While the daily breads start from Rs 50, the starting price for sourdough bread is Rs 150, and that of bake-at-home mixes from Rs 300.
The Baker’s Dozen caters to about 75,000 monthly transacting customers, and the number has been increasing at about 300 percent year-on-year. It claimed that it generated Rs 6.5 crore in FY 2019-20, and is expecting to generate Rs 20 crore this year, with 10 percent EBITDA.
According to Aditi, the revenue has been increasing by 307 percent year-on-year.
Bootstrapping to success
Aditi and Sneh have bootstrapped The Baker’s Dozen with a total of Rs 60 million. The duo will be utilising Rs 30 million to open 50-branded and delivery-only outlets across 15 cities by the end of this year, and an equivalent balance towards capacity expansion via enhancements within its factory, equipment, and warehousing.
Having established its presence across Mumbai, Pune, Bengaluru, Delhi-NCR, Ahmedabad, Surat, Baroda, and Hyderabad, The Baker’s Dozen is now planning to first strengthen its current reach in these major cities, followed by aggressive expansion across other major metros and Tier I cities such as Kolkata, Chennai, Goa, Kochi, Jaipur, Chandigarh, and Lucknow.
According to Expert Market Research, the Indian bakery market stood at a value of nearly $7.60 billion last year. It was further estimated to grow at a CAGR of 8.5 percent between 2021 and 2026, reaching a value of $12.39 billion by 2026. Aditi says The Baker’s Dozen competes with local bakeries in each city, and with national mass brands including Britannia, Modern, and Bigbasket’s in-house brand Fresho, among others.
In the next three years, Aditi envisions The Baker’s Dozen to be present across 25 cities in India — metros, Tier I, and Tier II cities. “We plan to have 100 stores of our own, and more than 1,000 retail touchpoints,” Aditi says.
It is also looking to develop a separate B2B vertical to provide our products to premium institutional customers such as cloud kitchens, and hotel chains.

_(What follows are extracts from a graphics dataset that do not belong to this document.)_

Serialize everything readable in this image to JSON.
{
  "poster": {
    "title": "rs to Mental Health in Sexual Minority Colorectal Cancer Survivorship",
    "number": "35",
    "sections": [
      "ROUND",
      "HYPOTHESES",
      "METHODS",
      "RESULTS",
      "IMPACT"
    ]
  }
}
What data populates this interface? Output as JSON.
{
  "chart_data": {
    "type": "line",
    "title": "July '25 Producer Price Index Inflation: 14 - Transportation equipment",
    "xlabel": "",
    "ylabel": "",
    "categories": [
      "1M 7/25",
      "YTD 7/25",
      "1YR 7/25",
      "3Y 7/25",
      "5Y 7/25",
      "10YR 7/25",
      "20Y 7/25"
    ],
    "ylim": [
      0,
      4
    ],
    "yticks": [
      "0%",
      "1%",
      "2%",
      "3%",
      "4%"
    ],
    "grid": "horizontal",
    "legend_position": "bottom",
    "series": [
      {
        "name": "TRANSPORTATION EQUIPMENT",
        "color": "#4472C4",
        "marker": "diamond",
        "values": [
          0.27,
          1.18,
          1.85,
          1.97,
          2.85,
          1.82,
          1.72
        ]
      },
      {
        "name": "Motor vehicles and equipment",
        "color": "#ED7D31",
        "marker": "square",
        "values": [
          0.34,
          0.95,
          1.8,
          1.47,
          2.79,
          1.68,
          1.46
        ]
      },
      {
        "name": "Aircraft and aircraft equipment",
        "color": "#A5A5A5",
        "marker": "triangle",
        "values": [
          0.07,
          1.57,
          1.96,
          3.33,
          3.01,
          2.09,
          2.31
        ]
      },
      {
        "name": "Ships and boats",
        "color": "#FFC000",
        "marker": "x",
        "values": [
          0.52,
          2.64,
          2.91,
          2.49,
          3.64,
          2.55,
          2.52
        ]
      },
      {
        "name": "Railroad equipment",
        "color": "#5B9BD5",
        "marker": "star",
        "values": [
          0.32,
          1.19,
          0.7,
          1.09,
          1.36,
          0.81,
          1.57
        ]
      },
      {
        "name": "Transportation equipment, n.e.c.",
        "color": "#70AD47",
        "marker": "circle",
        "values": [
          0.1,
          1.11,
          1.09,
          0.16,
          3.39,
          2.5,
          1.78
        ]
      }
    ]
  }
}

The baking expert says that her favourite kind of bread is German sourdoughs.
“They have a very unique mix of taste and texture,” she explains.
Sharing ideas for aspiring bakers, Aditi suggests that one should “Start small and perfect their product with customer feedback in a limited area or locality...Do not be married to your product,” to become a successful foodpreneur.
Additionally, she says, one should always start with a limited range of SKUs, ones that are easy to perfect. “I started with 13-breads on our menu,” she reveals, “Go deep within a city first and become the category leader there, then expand geographically.”